CRISPR-Cas9 genome editing is a technology that allows scientists to alter the genome of any organism. This technology is moving towards therapeutic research applications and has been employed in gene and cell therapy trials. CRISPR-Cas9 genome editing is a fast, efficient technique that cuts double-stranded DNA, modifying gene function, but genome editing is not always precise. After DNA is edited, any off-target edit locations must be nominated and fully characterized in order to understand the specificity of the editing event. The rhAmpSeq amplicon sequencing system is a multiplexed, PCR-based targeted next generation sequencing approach that can accurately quantify editing efficiency and specificity.
rhAmpSeq amplicon sequencing quantifies genome editing quickly and efficiently by simultaneously sequencing on- and off-target edits. Garrett Rettig, PhD, the Director of Product Development in the Molecular Genetics Research department at Integrated DNA Technologies (IDT), demonstrates how off-target editing sites are first nominated using GUIDE-seq and studied in detail using the rhAmpSeq system. He provides an overview of rhAmp™ PCR using the rhAmpSeq system, a technology developed at IDT that allows specific detection of editing events that result from CRISPR-mediated double-stranded breaks in genomic DNA. He reviews the features and performance of the rhAmpSeq system, highlighting the flexible assay design and fast workflow. Dr Rettig shows how rhAmpSeq technology can be combined with Alt-R S.p. HiFi Cas9 Nuclease V3 RNP delivery to validate a 99% on-target editing rate using a high-throughput workflow for library preparation. CRISPRAltRations, IDT’s data analysis pipeline, processes these results directly from a sequencing run on an Illumina instrument for fast and easy feedback of editing results.

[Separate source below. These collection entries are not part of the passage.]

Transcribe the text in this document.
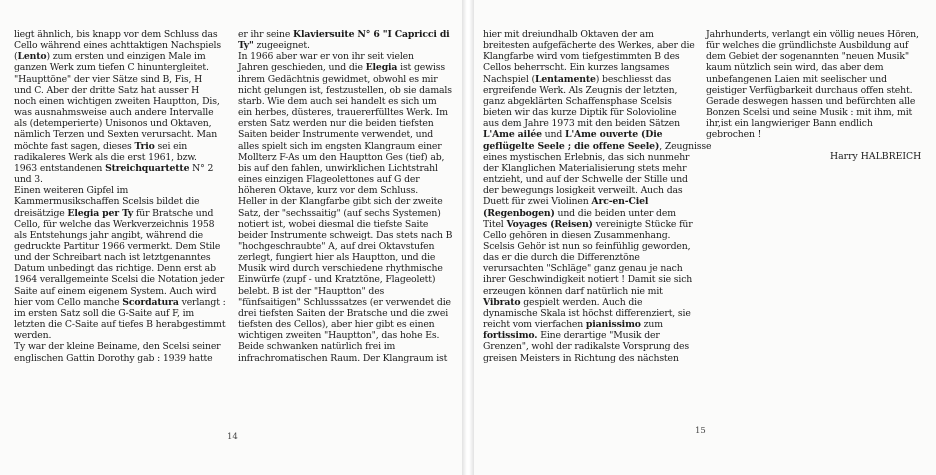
liegt ähnlich, bis knapp vor dem Schluss das
Cello während eines achttaktigen Nachspiels
(Lento) zum ersten und einzigen Male im
ganzen Werk zum tiefen C hinuntergleitet.
"Haupttöne" der vier Sätze sind B, Fis, H
und C. Aber der dritte Satz hat ausser H
noch einen wichtigen zweiten Hauptton, Dis,
was ausnahmsweise auch andere Intervalle
als (detemperierte) Unisonos und Oktaven,
nämlich Terzen und Sexten verursacht. Man
möchte fast sagen, dieses Trio sei ein
radikaleres Werk als die erst 1961, bzw.
1963 entstandenen Streichquartette N° 2
und 3.
Einen weiteren Gipfel im
Kammermusikschaffen Scelsis bildet die
dreisätzige Elegia per Ty für Bratsche und
Cello, für welche das Werkverzeichnis 1958
als Entstehungs jahr angibt, während die
gedruckte Partitur 1966 vermerkt. Dem Stile
und der Schreibart nach ist letztgenanntes
Datum unbedingt das richtige. Denn erst ab
1964 verallgemeinte Scelsi die Notation jeder
Saite auf einem eigenem System. Auch wird
hier vom Cello manche Scordatura verlangt :
im ersten Satz soll die G-Saite auf F, im
letzten die C-Saite auf tiefes B herabgestimmt
werden.
Ty war der kleine Beiname, den Scelsi seiner
englischen Gattin Dorothy gab : 1939 hatte
er ihr seine Klaviersuite N° 6 "I Capricci di
Ty" zugeeignet.
In 1966 aber war er von ihr seit vielen
Jahren geschieden, und die Elegia ist gewiss
ihrem Gedächtnis gewidmet, obwohl es mir
nicht gelungen ist, festzustellen, ob sie damals
starb. Wie dem auch sei handelt es sich um
ein herbes, düsteres, trauererfülltes Werk. Im
ersten Satz werden nur die beiden tiefsten
Saiten beider Instrumente verwendet, und
alles spielt sich im engsten Klangraum einer
Mollterz F-As um den Hauptton Ges (tief) ab,
bis auf den fahlen, unwirklichen Lichtstrahl
eines einzigen Flageolettones auf G der
höheren Oktave, kurz vor dem Schluss.
Heller in der Klangfarbe gibt sich der zweite
Satz, der "sechssaitig" (auf sechs Systemen)
notiert ist, wobei diesmal die tiefste Saite
beider Instrumente schweigt. Das stets nach B
"hochgeschraubte" A, auf drei Oktavstufen
zerlegt, fungiert hier als Hauptton, und die
Musik wird durch verschiedene rhythmische
Einwürfe (zupf - und Kratztöne, Flageolett)
belebt. B ist der "Hauptton" des
"fünfsaitigen" Schlusssatzes (er verwendet die
drei tiefsten Saiten der Bratsche und die zwei
tiefsten des Cellos), aber hier gibt es einen
wichtigen zweiten "Hauptton", das hohe Es.
Beide schwanken natürlich frei im
infrachromatischen Raum. Der Klangraum ist
14
hier mit dreiundhalb Oktaven der am
breitesten aufgefächerte des Werkes, aber die
Klangfarbe wird vom tiefgestimmten B des
Cellos beherrscht. Ein kurzes langsames
Nachspiel (Lentamente) beschliesst das
ergreifende Werk. Als Zeugnis der letzten,
ganz abgeklärten Schaffensphase Scelsis
bieten wir das kurze Diptik für Solovioline
aus dem Jahre 1973 mit den beiden Sätzen
L'Ame ailée und L'Ame ouverte (Die
geflügelte Seele ; die offene Seele), Zeugnisse
eines mystischen Erlebnis, das sich nunmehr
der Klanglichen Materialisierung stets mehr
entzieht, und auf der Schwelle der Stille und
der bewegungs losigkeit verweilt. Auch das
Duett für zwei Violinen Arc-en-Ciel
(Regenbogen) und die beiden unter dem
Titel Voyages (Reisen) vereinigte Stücke für
Cello gehören in diesen Zusammenhang.
Scelsis Gehör ist nun so feinfühlig geworden,
das er die durch die Differenztöne
verursachten "Schläge" ganz genau je nach
ihrer Geschwindigkeit notiert ! Damit sie sich
erzeugen können darf natürlich nie mit
Vibrato gespielt werden. Auch die
dynamische Skala ist höchst differenziert, sie
reicht vom vierfachen pianissimo zum
fortissimo. Eine derartige "Musik der
Grenzen", wohl der radikalste Vorsprung des
greisen Meisters in Richtung des nächsten
Jahrhunderts, verlangt ein völlig neues Hören,
für welches die gründlichste Ausbildung auf
dem Gebiet der sogenannten "neuen Musik"
kaum nützlich sein wird, das aber dem
unbefangenen Laien mit seelischer und
geistiger Verfügbarkeit durchaus offen steht.
Gerade deswegen hassen und befürchten alle
Bonzen Scelsi und seine Musik : mit ihm, mit
ihr,ist ein langwieriger Bann endlich
gebrochen !
Harry HALBREICH
15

Dr Rafet Basar, MD, from the lab of Dr. Katy Rezvani at the MD Anderson Cancer Center, presents a case study of this genome editing workflow in virus-specific, cytotoxic T cells. Their team silenced the glucocorticoid receptor via CRISPR-Cas9 editing to reduce its lymphocytotoxic effects, enabling safe, effective treatment of viral infections following hematopoietic stem cell transplantation in immunocompromised patients. They collaborated with IDT scientists to characterize and quantify the off-target effects of their CRISPR experiment and were able to minimize those effects using Alt-R Hifi Cas9. Their work, presented here, demonstrates the applicability of the Alt-R and rhAmpSeq workflows to studies that require large-scale, GMP-compliant throughput.